According to Reilly, the extension of the Perkins Loan Program is a temporary fix as student and financial aid professionals wait for the mandatory reauthorization of the Higher Education Act. The Higher Education Act was extended through 2015 and Congress will likely include issues of college affordability and access, according to the American Council on Education website.
“Every seven years they’re required to review all financial aid policies and either renew them or change them,” Reilly said. “They were supposed to get that done last year; it’s been delayed a year or possibly two, considering the Presidential Election [is] coming up. Our expectation is that within one-to-three years, we’re going to be looking at some really significant changes in student loan programs overall.”
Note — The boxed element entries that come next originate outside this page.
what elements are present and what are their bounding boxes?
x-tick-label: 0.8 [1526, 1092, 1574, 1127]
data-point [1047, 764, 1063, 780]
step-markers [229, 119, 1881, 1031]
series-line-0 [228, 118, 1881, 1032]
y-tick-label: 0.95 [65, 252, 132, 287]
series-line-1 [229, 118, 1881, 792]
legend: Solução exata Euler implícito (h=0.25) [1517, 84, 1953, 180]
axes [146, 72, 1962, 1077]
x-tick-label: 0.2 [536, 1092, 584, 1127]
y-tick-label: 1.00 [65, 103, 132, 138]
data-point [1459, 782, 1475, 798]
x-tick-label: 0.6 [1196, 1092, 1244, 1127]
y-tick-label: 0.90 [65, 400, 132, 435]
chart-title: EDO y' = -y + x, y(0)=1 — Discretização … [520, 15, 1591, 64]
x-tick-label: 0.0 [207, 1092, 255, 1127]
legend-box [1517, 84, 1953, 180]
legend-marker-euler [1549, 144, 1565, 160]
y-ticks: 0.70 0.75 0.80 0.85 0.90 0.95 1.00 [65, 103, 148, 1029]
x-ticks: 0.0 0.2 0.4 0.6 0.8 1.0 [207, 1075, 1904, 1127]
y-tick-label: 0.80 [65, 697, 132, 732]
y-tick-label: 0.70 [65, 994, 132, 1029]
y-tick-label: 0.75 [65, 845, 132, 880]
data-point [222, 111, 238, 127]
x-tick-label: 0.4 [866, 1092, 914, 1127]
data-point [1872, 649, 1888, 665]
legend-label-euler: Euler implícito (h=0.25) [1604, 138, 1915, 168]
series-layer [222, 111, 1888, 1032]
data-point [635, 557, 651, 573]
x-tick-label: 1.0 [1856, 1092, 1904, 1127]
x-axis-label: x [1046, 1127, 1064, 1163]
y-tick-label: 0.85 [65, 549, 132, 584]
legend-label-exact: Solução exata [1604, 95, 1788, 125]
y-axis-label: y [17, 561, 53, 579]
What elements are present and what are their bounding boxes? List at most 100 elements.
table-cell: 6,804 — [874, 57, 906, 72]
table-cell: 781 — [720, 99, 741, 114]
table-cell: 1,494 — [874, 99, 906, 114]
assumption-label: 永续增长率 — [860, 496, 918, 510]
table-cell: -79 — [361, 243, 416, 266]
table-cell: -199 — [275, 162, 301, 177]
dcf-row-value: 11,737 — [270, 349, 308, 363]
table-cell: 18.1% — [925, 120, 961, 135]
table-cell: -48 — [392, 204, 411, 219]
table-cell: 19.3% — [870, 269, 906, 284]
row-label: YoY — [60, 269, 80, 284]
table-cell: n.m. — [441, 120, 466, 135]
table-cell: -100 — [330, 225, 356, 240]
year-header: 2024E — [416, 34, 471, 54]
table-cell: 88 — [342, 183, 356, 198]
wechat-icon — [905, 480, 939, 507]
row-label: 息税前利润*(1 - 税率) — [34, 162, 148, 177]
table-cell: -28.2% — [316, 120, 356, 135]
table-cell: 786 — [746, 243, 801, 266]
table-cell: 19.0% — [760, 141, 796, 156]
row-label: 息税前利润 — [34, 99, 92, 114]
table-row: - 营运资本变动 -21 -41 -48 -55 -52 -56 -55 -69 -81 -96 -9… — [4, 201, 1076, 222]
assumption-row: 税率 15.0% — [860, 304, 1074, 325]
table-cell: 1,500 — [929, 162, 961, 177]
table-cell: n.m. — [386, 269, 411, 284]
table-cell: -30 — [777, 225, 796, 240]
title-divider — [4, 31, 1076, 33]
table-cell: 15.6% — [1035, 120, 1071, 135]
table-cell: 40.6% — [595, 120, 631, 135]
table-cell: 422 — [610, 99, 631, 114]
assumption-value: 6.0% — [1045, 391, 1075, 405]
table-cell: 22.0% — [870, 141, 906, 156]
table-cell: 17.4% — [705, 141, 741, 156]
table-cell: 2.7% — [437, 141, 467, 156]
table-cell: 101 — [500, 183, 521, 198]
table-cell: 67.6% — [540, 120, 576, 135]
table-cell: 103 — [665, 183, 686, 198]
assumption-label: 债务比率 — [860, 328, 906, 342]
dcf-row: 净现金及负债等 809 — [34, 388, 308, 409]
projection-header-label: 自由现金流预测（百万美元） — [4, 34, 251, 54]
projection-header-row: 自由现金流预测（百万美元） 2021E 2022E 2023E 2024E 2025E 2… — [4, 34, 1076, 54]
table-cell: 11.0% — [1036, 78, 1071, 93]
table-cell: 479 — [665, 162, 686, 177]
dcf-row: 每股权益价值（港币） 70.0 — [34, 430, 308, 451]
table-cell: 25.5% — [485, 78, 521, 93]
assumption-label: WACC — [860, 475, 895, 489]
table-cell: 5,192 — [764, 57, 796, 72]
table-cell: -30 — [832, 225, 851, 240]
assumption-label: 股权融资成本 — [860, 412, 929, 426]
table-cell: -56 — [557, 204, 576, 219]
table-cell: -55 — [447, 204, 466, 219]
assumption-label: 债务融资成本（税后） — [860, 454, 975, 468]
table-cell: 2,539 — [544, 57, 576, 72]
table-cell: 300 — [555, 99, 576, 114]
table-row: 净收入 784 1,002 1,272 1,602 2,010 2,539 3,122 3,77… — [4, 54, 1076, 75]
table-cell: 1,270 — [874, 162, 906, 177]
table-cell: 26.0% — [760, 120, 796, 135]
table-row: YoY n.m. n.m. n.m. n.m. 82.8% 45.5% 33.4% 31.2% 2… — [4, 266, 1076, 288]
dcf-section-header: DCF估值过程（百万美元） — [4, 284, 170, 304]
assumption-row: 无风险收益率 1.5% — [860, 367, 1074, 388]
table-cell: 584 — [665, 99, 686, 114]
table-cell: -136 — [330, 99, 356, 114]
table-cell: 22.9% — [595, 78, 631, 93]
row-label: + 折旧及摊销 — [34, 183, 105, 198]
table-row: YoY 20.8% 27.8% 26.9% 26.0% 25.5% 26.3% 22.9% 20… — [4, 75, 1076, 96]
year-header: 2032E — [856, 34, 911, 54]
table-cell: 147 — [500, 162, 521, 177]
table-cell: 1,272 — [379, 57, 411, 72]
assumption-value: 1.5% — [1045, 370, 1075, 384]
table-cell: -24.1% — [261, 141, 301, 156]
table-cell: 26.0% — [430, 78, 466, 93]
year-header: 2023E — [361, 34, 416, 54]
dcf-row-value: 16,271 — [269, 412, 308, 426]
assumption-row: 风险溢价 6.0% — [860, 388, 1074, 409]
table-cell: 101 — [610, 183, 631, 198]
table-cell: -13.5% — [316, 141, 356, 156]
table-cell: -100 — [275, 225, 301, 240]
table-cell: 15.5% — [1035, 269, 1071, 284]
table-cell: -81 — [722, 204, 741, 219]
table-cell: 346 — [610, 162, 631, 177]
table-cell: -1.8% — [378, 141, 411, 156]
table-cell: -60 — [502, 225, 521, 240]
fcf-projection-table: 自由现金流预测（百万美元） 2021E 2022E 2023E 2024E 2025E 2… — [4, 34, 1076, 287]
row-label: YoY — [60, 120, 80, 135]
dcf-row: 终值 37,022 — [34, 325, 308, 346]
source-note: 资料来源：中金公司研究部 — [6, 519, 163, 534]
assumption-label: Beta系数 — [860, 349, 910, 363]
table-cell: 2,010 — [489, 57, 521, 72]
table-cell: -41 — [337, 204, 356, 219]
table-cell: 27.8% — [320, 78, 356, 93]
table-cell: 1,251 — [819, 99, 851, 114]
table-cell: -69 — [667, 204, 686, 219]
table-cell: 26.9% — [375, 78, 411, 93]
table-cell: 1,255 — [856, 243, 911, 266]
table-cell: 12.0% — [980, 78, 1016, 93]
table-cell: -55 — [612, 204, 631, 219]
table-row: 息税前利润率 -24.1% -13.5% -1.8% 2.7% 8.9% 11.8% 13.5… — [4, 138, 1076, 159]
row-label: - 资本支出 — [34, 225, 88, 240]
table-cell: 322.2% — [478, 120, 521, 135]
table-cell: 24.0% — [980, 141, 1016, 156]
The amendments to the Perkins program stipulated in the Extension Act stem from an effort by Senator Lamar Alexander (R-Tenn.) to simplify student loan programs overall and to transfer funds spent on Perkins Loans to Pell Grants for needy students, as described in a Sept. 30, 2015 Washington Post article.
According to Harrison Wadsworth III, the executive director of the Coalition of Higher Education Assistance Organizations, an interest group who led an initiative to save the Perkins Loans program, Alexander was the main force behind the changes to the program.
“The great majority [of Congress] didn’t want to [end the Perkins Loan Program]; they wanted to extend it,” Wadsworth said. “[Alexander] blocked it for a couple of months but he negotiated a compromise with the supporters of Perkins loans.”
This compromise involved some of the loan’s new restrictions, he said.
Rep. Katherine Clark, a co-sponsor of the extension bill, said many senators fought for the Perkins Loans program.
“Perkins Loans are critical to making college affordable, and I’m glad we fought to continue funding the program,” Clark, who represents the fifth district of Massachusetts, including Medford, wrote to the Daily in an e-mail. “Now, it’s up to Congress to strengthen Perkins Loans and other programs that help our students pay for college.”
However, Alexander’s push towards simplification may be characteristic of trends in higher education federal loans, according to Reilly.
“The federal government is running a bunch of different loan programs, many of them with different terms and conditions,” she said. “So one of the things that is being talked about in Congress and in the reauthorization panels is one loan program … with possibly higher levels that students can borrow.”
According to Reilly, these changes could bring a replacement of the Perkins program, altogether.
“If they achieve that goal, one of their thoughts is that we won’t need the Perkins Loan Program,” Reilly said. “[They could] fold [it] into a new, bigger, better student loan program.”